De notre correspondante
à New York
« L A beauté de cette surprenante découverte réside en partie dans le fait que la protéine POT1 a été conservée à travers l'évolution de l'organisme monocellulaire au mammifère », commente dans un communiqué le Dr Peter Bauman (Howard Hughes Medical Institute, université du Colorado à Boulder), qui a mené cette recherche sous la supervision de Thomas Cech (prix Nobel de chimie en 1989). « Les chercheurs connaissent depuis longtemps la composante ADN des télomères et ont décrit les protéines qui se fixent près des extrémités des télomères », explique le Dr Thomas Cech, dans le même communiqué. « Mais une coiffe protéique tout au bout des chromosomes n'avait été trouvée que dans certains organismes monocellulaires comme les protozoaires et la levure. » Les télomères, qui sont des complexes d'ADN et de protéines à l'extrémité des chromosomes, protègent, on le sait, les chromosomes de la dégradation et servent de substrat pour l'extension par la télomérase. Dans les cellules normales, la télomérase est inactive ; à chaque division cellulaire, une partie de l'ADN télomérique est perdue, et ce processus pourrait agir comme une horloge biologique signalant à la cellule d'arrêter de se diviser et d'entrer en sénescence au bout d'un certain temps. En revanche, la télomérase est activée dans la majorité des cellules cancéreuses, et cette enzyme reconstruit ou réplique l'ADN télomérique à chaque division, ce qui permet la prolifération infinie de ces cellules.
ADN simple brin et protéine
Que ce soit chez les protozoaires ciliés, la levure ou le mammifère, l'ADN télomérique se termine par une extension ADN simple brin. Chez la levure bourgeonnante ( Saccharomyces cerevisiae), la protéine Cdc13 se fixe à cet ADN simple brin, protégeant ainsi le bout des chromosomes, et recrute la télomérase. Chez un protozoaire cilié ( Oxytricha nova), la protéine TEBP se fixe à cet ADN télomérique simple brin et semble agir, d'après sa structure, comme une coiffe protectrice à l'extrémité des chromosomes.

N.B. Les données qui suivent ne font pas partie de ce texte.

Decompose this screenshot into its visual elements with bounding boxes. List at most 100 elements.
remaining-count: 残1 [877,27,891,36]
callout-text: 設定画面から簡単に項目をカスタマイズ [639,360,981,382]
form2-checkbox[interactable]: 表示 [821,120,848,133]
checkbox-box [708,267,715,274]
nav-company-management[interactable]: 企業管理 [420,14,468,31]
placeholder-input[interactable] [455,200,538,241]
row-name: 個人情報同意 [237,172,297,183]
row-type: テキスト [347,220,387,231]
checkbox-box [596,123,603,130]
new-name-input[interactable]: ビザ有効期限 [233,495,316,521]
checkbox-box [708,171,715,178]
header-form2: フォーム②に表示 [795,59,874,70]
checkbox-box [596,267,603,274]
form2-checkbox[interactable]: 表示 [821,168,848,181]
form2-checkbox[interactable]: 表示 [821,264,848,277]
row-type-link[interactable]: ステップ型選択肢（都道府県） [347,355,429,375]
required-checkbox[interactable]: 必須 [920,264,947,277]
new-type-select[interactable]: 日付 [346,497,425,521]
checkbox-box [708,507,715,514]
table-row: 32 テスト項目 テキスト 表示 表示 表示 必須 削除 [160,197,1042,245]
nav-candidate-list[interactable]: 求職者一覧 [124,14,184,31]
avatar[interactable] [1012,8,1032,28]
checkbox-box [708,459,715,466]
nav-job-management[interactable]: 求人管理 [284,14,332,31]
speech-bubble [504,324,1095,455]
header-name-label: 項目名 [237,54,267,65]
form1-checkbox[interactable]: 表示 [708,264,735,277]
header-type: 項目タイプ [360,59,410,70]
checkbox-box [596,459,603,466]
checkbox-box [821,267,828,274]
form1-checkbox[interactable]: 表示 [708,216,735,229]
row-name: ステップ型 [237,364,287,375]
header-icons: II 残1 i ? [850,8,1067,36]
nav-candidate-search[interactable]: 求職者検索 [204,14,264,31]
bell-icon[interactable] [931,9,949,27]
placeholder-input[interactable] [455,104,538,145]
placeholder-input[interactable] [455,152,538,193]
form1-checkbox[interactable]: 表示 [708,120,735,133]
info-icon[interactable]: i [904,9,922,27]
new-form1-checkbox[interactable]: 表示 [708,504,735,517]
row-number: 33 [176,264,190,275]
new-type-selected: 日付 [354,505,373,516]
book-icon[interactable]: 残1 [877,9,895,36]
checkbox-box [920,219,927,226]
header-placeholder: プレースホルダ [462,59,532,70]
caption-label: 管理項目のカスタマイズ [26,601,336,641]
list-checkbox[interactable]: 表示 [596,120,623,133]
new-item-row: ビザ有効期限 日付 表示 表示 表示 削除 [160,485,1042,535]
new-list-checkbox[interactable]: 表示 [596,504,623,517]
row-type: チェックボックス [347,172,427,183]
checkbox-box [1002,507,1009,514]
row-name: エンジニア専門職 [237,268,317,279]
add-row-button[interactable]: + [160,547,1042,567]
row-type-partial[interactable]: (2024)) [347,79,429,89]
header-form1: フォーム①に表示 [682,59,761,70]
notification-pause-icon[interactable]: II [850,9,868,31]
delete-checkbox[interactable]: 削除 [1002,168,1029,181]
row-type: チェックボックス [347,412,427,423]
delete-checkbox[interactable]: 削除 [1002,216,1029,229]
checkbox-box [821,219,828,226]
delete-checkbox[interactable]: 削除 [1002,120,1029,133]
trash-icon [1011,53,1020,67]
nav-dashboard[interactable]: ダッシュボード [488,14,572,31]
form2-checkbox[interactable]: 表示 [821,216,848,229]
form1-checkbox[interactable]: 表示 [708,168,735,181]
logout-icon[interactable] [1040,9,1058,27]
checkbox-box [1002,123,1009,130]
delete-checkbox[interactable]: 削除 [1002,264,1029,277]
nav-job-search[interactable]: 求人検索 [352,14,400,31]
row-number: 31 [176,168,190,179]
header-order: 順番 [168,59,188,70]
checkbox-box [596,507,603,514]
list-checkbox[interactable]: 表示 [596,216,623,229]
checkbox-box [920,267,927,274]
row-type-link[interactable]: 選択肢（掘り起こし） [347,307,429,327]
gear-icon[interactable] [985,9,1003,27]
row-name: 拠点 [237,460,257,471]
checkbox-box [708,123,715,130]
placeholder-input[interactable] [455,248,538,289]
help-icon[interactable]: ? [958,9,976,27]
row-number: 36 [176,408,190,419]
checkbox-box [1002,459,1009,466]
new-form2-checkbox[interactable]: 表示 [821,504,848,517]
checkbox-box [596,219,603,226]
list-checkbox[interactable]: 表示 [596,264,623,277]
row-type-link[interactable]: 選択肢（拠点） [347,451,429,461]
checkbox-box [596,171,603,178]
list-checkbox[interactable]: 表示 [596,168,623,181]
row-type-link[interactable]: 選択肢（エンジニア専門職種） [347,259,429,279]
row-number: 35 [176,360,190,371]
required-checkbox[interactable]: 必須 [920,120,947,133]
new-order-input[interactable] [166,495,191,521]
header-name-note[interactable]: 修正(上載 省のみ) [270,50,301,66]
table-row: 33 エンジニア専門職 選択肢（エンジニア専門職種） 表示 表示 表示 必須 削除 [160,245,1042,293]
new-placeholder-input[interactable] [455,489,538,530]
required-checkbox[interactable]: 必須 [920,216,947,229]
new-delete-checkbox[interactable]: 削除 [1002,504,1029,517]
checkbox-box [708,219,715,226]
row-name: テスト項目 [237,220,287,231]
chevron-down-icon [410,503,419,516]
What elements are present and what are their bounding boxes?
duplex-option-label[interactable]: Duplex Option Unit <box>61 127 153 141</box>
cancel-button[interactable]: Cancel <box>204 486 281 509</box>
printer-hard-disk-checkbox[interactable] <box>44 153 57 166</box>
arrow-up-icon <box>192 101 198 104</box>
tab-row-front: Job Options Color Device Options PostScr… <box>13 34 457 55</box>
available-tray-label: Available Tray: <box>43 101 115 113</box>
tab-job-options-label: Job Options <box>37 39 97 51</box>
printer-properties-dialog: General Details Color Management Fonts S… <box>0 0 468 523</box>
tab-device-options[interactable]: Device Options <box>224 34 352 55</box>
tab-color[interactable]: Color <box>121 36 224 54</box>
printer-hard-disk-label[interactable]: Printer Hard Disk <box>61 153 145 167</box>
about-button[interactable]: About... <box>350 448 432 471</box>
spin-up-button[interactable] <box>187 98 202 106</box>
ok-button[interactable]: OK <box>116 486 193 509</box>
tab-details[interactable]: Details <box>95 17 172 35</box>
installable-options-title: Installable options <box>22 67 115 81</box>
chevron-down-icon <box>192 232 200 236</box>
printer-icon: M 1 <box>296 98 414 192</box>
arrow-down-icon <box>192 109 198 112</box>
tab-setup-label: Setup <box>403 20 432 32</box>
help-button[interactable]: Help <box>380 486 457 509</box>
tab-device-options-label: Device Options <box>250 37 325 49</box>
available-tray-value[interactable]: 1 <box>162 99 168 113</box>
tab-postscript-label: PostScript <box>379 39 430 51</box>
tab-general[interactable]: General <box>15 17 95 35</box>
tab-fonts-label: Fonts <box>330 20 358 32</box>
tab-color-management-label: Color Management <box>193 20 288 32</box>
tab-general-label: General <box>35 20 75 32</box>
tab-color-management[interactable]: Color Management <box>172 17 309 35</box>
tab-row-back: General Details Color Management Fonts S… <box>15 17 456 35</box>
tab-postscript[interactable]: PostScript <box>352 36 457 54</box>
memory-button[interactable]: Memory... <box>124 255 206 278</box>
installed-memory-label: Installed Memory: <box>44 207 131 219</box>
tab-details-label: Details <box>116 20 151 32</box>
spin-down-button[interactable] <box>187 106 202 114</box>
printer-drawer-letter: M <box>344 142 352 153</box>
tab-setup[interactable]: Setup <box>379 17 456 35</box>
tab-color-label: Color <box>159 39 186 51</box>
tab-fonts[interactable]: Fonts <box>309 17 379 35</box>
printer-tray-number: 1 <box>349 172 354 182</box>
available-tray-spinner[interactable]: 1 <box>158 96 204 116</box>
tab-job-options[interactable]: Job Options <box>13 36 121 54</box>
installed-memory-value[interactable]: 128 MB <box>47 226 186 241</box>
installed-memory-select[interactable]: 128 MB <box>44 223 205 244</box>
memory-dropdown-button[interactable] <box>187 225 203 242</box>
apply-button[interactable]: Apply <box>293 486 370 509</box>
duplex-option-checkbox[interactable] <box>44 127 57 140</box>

En examinant les bases de données des génomes de divers organismes séquencés, les Drs Bauman et Cech se sont aperçus que la levure de fission ( Schizosaccharomyces pombe) possède un gène codant pour une protéine partiellement similaire à la protéine TEBP du protozoaire cilié. Les chercheurs ont nommé ce gène de la levure S. pombe : Pot1 (pour Protection of Telomeres).
A la différence du protozoaire cilié, la levure se prête bien aux expériences génétiques. Les chercheurs ont inactivé le gène Pot1 chez la levure afin de comprendre exactement le rôle joué in vivo par la protéine. La délétion du gène Pot1 chez la levure a un effet immédiat sur la stabilité des chromosomes, qui ne se maintiennent plus selon une forme linéaire normale et perdent rapidement leur ADN télomérique. « Nous avons maintenant apporté la preuve que ce groupe de protéines joue un rôle pivot en prévenant la dégradation rapide des extrémités des chromosomes in vivo », notent les chercheurs.
Les chercheurs ont ensuite identifié une protéine homologue de POT1 chez l'homme (hPOT1). La protéine POT1 humaine se fixe bien in vitro à l'ADN télomérique humain. Il reste maintenant à savoir si la hPot1 protège aussi les télomères humains, comme son homologue le fait chez la levure. Il reste aussi a savoir si POT1, comme la protéine Cdc13, recrute la télomérase à l'extrémité des chromosomes.
Des perspectives dans le cancer ?
Il est trop tôt pour savoir quelles seront les implications médicales de cette découverte. Puisque la réplication des télomères est un processus qui est actif dans la plupart des cancers, la protéine POT1 pourrait jouer un rôle en régulant la réplication des télomères. « S'il en est ainsi, des médicaments qui empêchent POT1 de se fixer à l'ADN pourraient offrir de nouveaux agents anticancéreux », observe le Dr Cech dans le communiqué. Cela pourrait aussi déboucher sur des agents freinant le vieillissement cellulaire. Mais « on ne le saura qu'avec le temps », ajoute le Dr Bauman.
« Science » du 11 mai 2001, pp. 1171 et 1075.